AMÍLCAR CABRAL
XXV
QUEM TEM MEDO MORRE DEPRESSA
(MARCELINO
DA MATA)
A sorte protege mais os prudentes que os
audazes e o lema dos "comandos" não corresponde à realidade. Marcelino da Mata é claramente uma exceção. Participou em inúmeras
operações militares tendo sido raramente ferido pelo adversário. Em contrapartida, foi atingido por
fogo amigo pelo menos quatro vezes e sofreu ainda dois acidentes de viação de
certa gravidade.
Nunca fui ferido em
combate, mas fui ferido várias vezes dentro dos quartéis. Apanhei um tiro numa
perna quando ia a atravessar uma parada, dado por um tipo que estava sentado à
porta da caserna a limpar a arma: fiquei dois dias no quartel; e apanhei três tiros
de rajada no ombro, dados por um amigo meu que, na brincadeira, visou baixo de
mais. Os grupos que tive foram “Os Roncos” que eram 15 pretos e 15 brancos e
davam-se todos como irmãos; comigo tinha que ser assim. Parti a cabeça em Farim
em 68, numa noite em que estava num destacamento e havia outro a dois quilómetros que
estava a ser atacado. Metemo-nos numa viatura e, num cruzamento, ao virar, o
inimigo emboscado deu uma bazucada na roda do jipe: dei seis cambalhotas, bati com
a cabeça e parti um braço que ficou com o osso todo esmigalhado; levantei-me e
eles começaram a gritar “agarra!”, disparei com o outro braço e fiz dois mortos;
eles fugiram e a seguir desmaiei. Puseram-me um bocado de metal. Uns tempos
depois um condutor despistou o Unimog, demos várias cambalhotas e o metal
entortou; puseram-me outro e noutra operação caí mal ao saltar dum helicóptero, o ferro voltou a entortar e tiveram que me meter outro.
Marcelino
da Mata é de etnia papel, tal como Nino Vieira. Nasceu em Tite, em 1940 e teve
acesso a uma educação melhor do que a média dos seus conterrâneos. Diz ter
feito o sétimo ano, embora não se entenda se incluiu na conta a escolaridade
primária.
A sua
incorporação no exército é, pelo menos, curiosa. Conta ter entrado para a
tropa, em Bolama, em lugar do irmão mais velho e com o nome dele. Tornou-se
soldado condutor. Ouçamo-lo:
Fui
para a escola de cabos mas como falo muitos dialetos (balanta, mandinga, fula,
mandeco, mancai, um pouco de nalu e de beafada), qualquer tropa que ia para o
mato em operações me levava como intérprete.

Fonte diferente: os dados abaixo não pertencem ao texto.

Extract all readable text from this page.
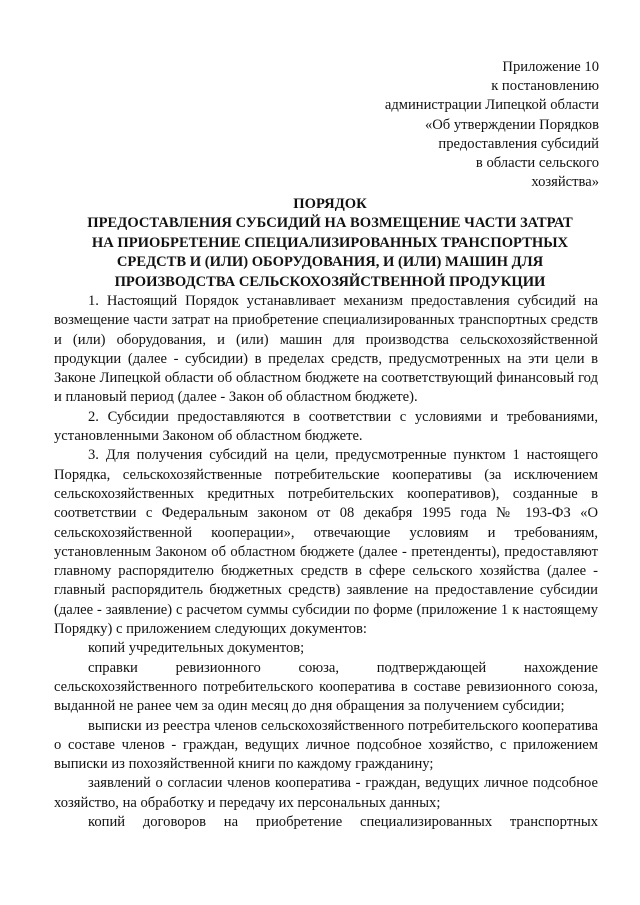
Приложение 10
к постановлению
администрации Липецкой области
«Об утверждении Порядков
предоставления субсидий
в области сельского
хозяйства»
ПОРЯДОК
ПРЕДОСТАВЛЕНИЯ СУБСИДИЙ НА ВОЗМЕЩЕНИЕ ЧАСТИ ЗАТРАТ
НА ПРИОБРЕТЕНИЕ СПЕЦИАЛИЗИРОВАННЫХ ТРАНСПОРТНЫХ
СРЕДСТВ И (ИЛИ) ОБОРУДОВАНИЯ, И (ИЛИ) МАШИН ДЛЯ
ПРОИЗВОДСТВА СЕЛЬСКОХОЗЯЙСТВЕННОЙ ПРОДУКЦИИ

1. Настоящий Порядок устанавливает механизм предоставления субсидий на возмещение части затрат на приобретение специализированных транспортных средств и (или) оборудования, и (или) машин для производства сельскохозяйственной продукции (далее - субсидии) в пределах средств, предусмотренных на эти цели в Законе Липецкой области об областном бюджете на соответствующий финансовый год и плановый период (далее - Закон об областном бюджете).

2. Субсидии предоставляются в соответствии с условиями и требованиями, установленными Законом об областном бюджете.

3. Для получения субсидий на цели, предусмотренные пунктом 1 настоящего Порядка, сельскохозяйственные потребительские кооперативы (за исключением сельскохозяйственных кредитных потребительских кооперативов), созданные в соответствии с Федеральным законом от 08 декабря 1995 года № 193-ФЗ «О сельскохозяйственной кооперации», отвечающие условиям и требованиям, установленным Законом об областном бюджете (далее - претенденты), предоставляют главному распорядителю бюджетных средств в сфере сельского хозяйства (далее - главный распорядитель бюджетных средств) заявление на предоставление субсидии (далее - заявление) с расчетом суммы субсидии по форме (приложение 1 к настоящему Порядку) с приложением следующих документов:

копий учредительных документов;

справки ревизионного союза, подтверждающей нахождение сельскохозяйственного потребительского кооператива в составе ревизионного союза, выданной не ранее чем за один месяц до дня обращения за получением субсидии;

выписки из реестра членов сельскохозяйственного потребительского кооператива о составе членов - граждан, ведущих личное подсобное хозяйство, с приложением выписки из похозяйственной книги по каждому гражданину;

заявлений о согласии членов кооператива - граждан, ведущих личное подсобное хозяйство, на обработку и передачу их персональных данных;

копий договоров на приобретение специализированных транспортных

Comecei a perceber o que estava em causa,
quando a guerra começou: eu tinha de lutar de um lado; e esse lado era, e é, Portugal.

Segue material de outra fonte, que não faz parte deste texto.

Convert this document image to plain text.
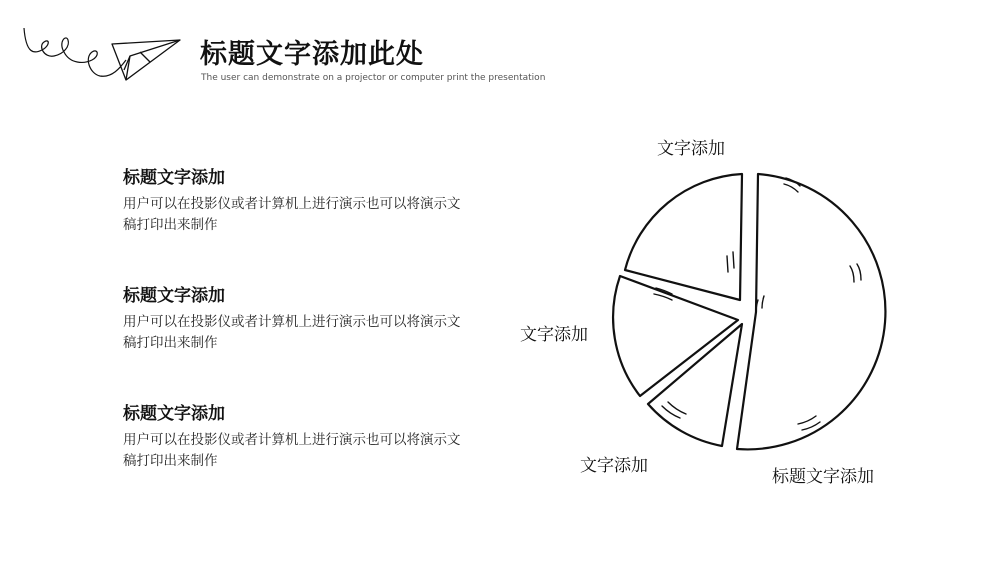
标题文字添加此处
The user can demonstrate on a projector or computer print the presentation
标题文字添加

用户可以在投影仪或者计算机上进行演示也可以将演示文稿打印出来制作

标题文字添加

用户可以在投影仪或者计算机上进行演示也可以将演示文稿打印出来制作

标题文字添加

用户可以在投影仪或者计算机上进行演示也可以将演示文稿打印出来制作

文字添加
文字添加
文字添加
标题文字添加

A princípio não percebia nada de política, mas como não gostava de cabo-verdianos
e eles estavam à frente do PAIGC, eu estava contra eles; depois, comecei a não
gostar do comunismo. Quando se apanhava alguém no mato, ele ou ela dizia logo
que não falava português e então eu perguntava de que etnia era, e interpretava
para o oficial comandante. Foi nessas operações em que servia de intérprete que
me habituei a estar debaixo de fogo, que comecei a ganhar prática. Apareceu um
alferes chamado Maurício Saraiva a pedir voluntários para formar um grupo de
“comandos” e eu ofereci-me.
Mal terminou o curso de
“comandos”, foi enviado para um navio de guerra e desembarcado na ilha de Como.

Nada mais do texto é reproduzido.